For a lot of years, there has been anecdotal evidence linking depression with gluten (along with more serious mental disorders, up to and including schizophrenia). The problem is, scientists in general, and doctors in particular pay little or no attention to evidence of this type. However, new discoveries have begun to throw light on what is going on.

Clinical depression appears to be linked with serotonin levels in the brain. This has led to the development of new types of anti-depressants, including SSRIs (Prozac is the most well known brand). These new drugs are not without their problems, however. Although initially hailed as dependency-free and safe, there has been a worrying rise in suicide amongst people taking these drugs, and certain patients have apparently had great difficulty in coming off them.

Serotonin is a natural substance which is produced in the body. This natural production appears to be impaired or reduced in various groups of people, including depressives.

The reasons for this impairment are not yet completely clear. However, 90% of the production of serotonin occurs in the digestive tract. So it begins to make sense that the food eaten might have an effect, either positive or negative, on serotonin production.

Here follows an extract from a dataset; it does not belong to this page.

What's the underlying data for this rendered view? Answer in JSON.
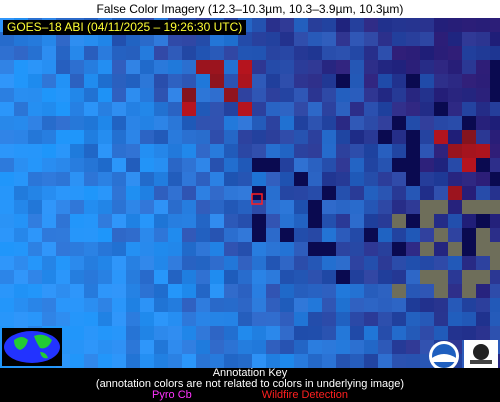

A report by Ron Hoggan M.A. & James Braly M.D. examines the relationship between depression and diet. They cite various studies carried out by Christine Zioudrou and later followed up by Fukudome and Yoshikawa. They point to morphine-like substances caused by incomplete digestion of proteins in cereal grains and dairy products (called “exorphins”). It is thought that these exorphins can be absorbed through the intestine, offering a possible explanation for the psychiatric effects experienced by otherwise healthy individuals.

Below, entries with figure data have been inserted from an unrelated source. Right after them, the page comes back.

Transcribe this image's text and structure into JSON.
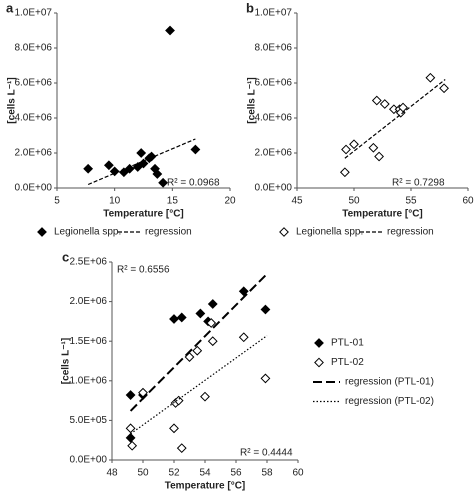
{
  "chart_data": [
    {
      "type": "scatter",
      "label": "a",
      "x_label": "Temperature [°C]",
      "y_label": "[cells L⁻¹]",
      "xlim": [
        5,
        20
      ],
      "xticks": [
        5,
        10,
        15,
        20
      ],
      "ylim": [
        0,
        10000000
      ],
      "yticks": [
        {
          "value": 0,
          "label": "0.0E+00"
        },
        {
          "value": 2000000,
          "label": "2.0E+06"
        },
        {
          "value": 4000000,
          "label": "4.0E+06"
        },
        {
          "value": 6000000,
          "label": "6.0E+06"
        },
        {
          "value": 8000000,
          "label": "8.0E+06"
        },
        {
          "value": 10000000,
          "label": "1.0E+07"
        }
      ],
      "legend": "bottom",
      "annotations": [
        "R² = 0.0968"
      ],
      "series": [
        {
          "name": "Legionella spp.",
          "color": "#000000",
          "marker": "filled",
          "x": [
            7.7,
            9.5,
            10,
            10.8,
            11.3,
            12,
            12.3,
            12.5,
            13,
            13.2,
            13.5,
            13.7,
            14.2,
            14.8,
            17
          ],
          "values": [
            1100000,
            1300000,
            950000,
            900000,
            1100000,
            1200000,
            2000000,
            1400000,
            1700000,
            1800000,
            1100000,
            800000,
            300000,
            9000000,
            2200000
          ]
        },
        {
          "name": "regression",
          "color": "#000000",
          "line_style": "dashed",
          "x": [
            7.7,
            17
          ],
          "values": [
            200000,
            2800000
          ]
        }
      ]
    },
    {
      "type": "scatter",
      "label": "b",
      "x_label": "Temperature [°C]",
      "y_label": "[cells L⁻¹]",
      "xlim": [
        45,
        60
      ],
      "xticks": [
        45,
        50,
        55,
        60
      ],
      "ylim": [
        0,
        10000000
      ],
      "yticks": [
        {
          "value": 0,
          "label": "0.0E+00"
        },
        {
          "value": 2000000,
          "label": "2.0E+06"
        },
        {
          "value": 4000000,
          "label": "4.0E+06"
        },
        {
          "value": 6000000,
          "label": "6.0E+06"
        },
        {
          "value": 8000000,
          "label": "8.0E+06"
        },
        {
          "value": 10000000,
          "label": "1.0E+07"
        }
      ],
      "legend": "bottom",
      "annotations": [
        "R² = 0.7298"
      ],
      "series": [
        {
          "name": "Legionella spp.",
          "color": "#000000",
          "marker": "open",
          "x": [
            49.2,
            49.3,
            50,
            51.7,
            52,
            52.2,
            52.7,
            53.5,
            54,
            54.1,
            54.3,
            56.7,
            57.9
          ],
          "values": [
            900000,
            2200000,
            2500000,
            2300000,
            5000000,
            1800000,
            4800000,
            4500000,
            4500000,
            4300000,
            4600000,
            6300000,
            5700000
          ]
        },
        {
          "name": "regression",
          "color": "#000000",
          "line_style": "dashed",
          "x": [
            49.2,
            58
          ],
          "values": [
            1700000,
            6200000
          ]
        }
      ]
    },
    {
      "type": "scatter",
      "label": "c",
      "x_label": "Temperature [°C]",
      "y_label": "[cells L⁻¹]",
      "xlim": [
        48,
        60
      ],
      "xticks": [
        48,
        50,
        52,
        54,
        56,
        58,
        60
      ],
      "ylim": [
        0,
        2500000
      ],
      "yticks": [
        {
          "value": 0,
          "label": "0.0E+00"
        },
        {
          "value": 500000,
          "label": "5.0E+05"
        },
        {
          "value": 1000000,
          "label": "1.0E+06"
        },
        {
          "value": 1500000,
          "label": "1.5E+06"
        },
        {
          "value": 2000000,
          "label": "2.0E+06"
        },
        {
          "value": 2500000,
          "label": "2.5E+06"
        }
      ],
      "legend": "right",
      "annotations": [
        "R² = 0.6556",
        "R² = 0.4444"
      ],
      "series": [
        {
          "name": "PTL-01",
          "color": "#000000",
          "marker": "filled",
          "x": [
            49.2,
            49.2,
            50,
            52,
            52.5,
            53.7,
            54.2,
            54.5,
            56.5,
            57.9
          ],
          "values": [
            820000,
            280000,
            820000,
            1780000,
            1800000,
            1850000,
            1750000,
            1970000,
            2130000,
            1900000
          ]
        },
        {
          "name": "PTL-02",
          "color": "#000000",
          "marker": "open",
          "x": [
            49.2,
            49.3,
            50,
            52,
            52.1,
            52.3,
            52.5,
            53,
            53.5,
            54,
            54.4,
            54.5,
            56.5,
            57.9
          ],
          "values": [
            400000,
            180000,
            850000,
            400000,
            720000,
            750000,
            150000,
            1300000,
            1380000,
            800000,
            1730000,
            1500000,
            1550000,
            1030000
          ]
        },
        {
          "name": "regression (PTL-01)",
          "color": "#000000",
          "line_style": "long-dash",
          "x": [
            49.2,
            58
          ],
          "values": [
            620000,
            2350000
          ]
        },
        {
          "name": "regression (PTL-02)",
          "color": "#000000",
          "line_style": "dotted",
          "x": [
            49.2,
            58
          ],
          "values": [
            330000,
            1570000
          ]
        }
      ]
    }
  ]
}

Another report by Alessio Fasano and Carlo Catassi states that there is an “Asymptomatic Silent Form” of celiac disease. The term asymptomatic is a bit of a misnomer, as it refers only to the lack of positive test results. Symptoms of this form of gluten intolerance (which may not all be present) are: iron deficiency, a tendency to depression, irritability, or impaired school performance in children “feeling always tired,” and easy fatigue during exercise, and reduced bone mineral density.

In a lecture he gave in 2002, James V. Croxton, M.A. talked about new discoveries relating to previously ignored cells in the brain called glial cells. These appear to be closely involved in the immune system, and directly affected by gliadin, part of the gluten found in wheat and other cereals.

Gluten-free diets (sometimes combined with dairy-free) have been used for autism, depression and schizophrenia, with some success. Even though the mechanism is still not fully clear, it does appear that there is a scientific basis for a connection between gluten and depression in susceptible individuals.

Further research may bring a cure. For the time being, though the only safe approach is to exclude gluten from the diet entirely.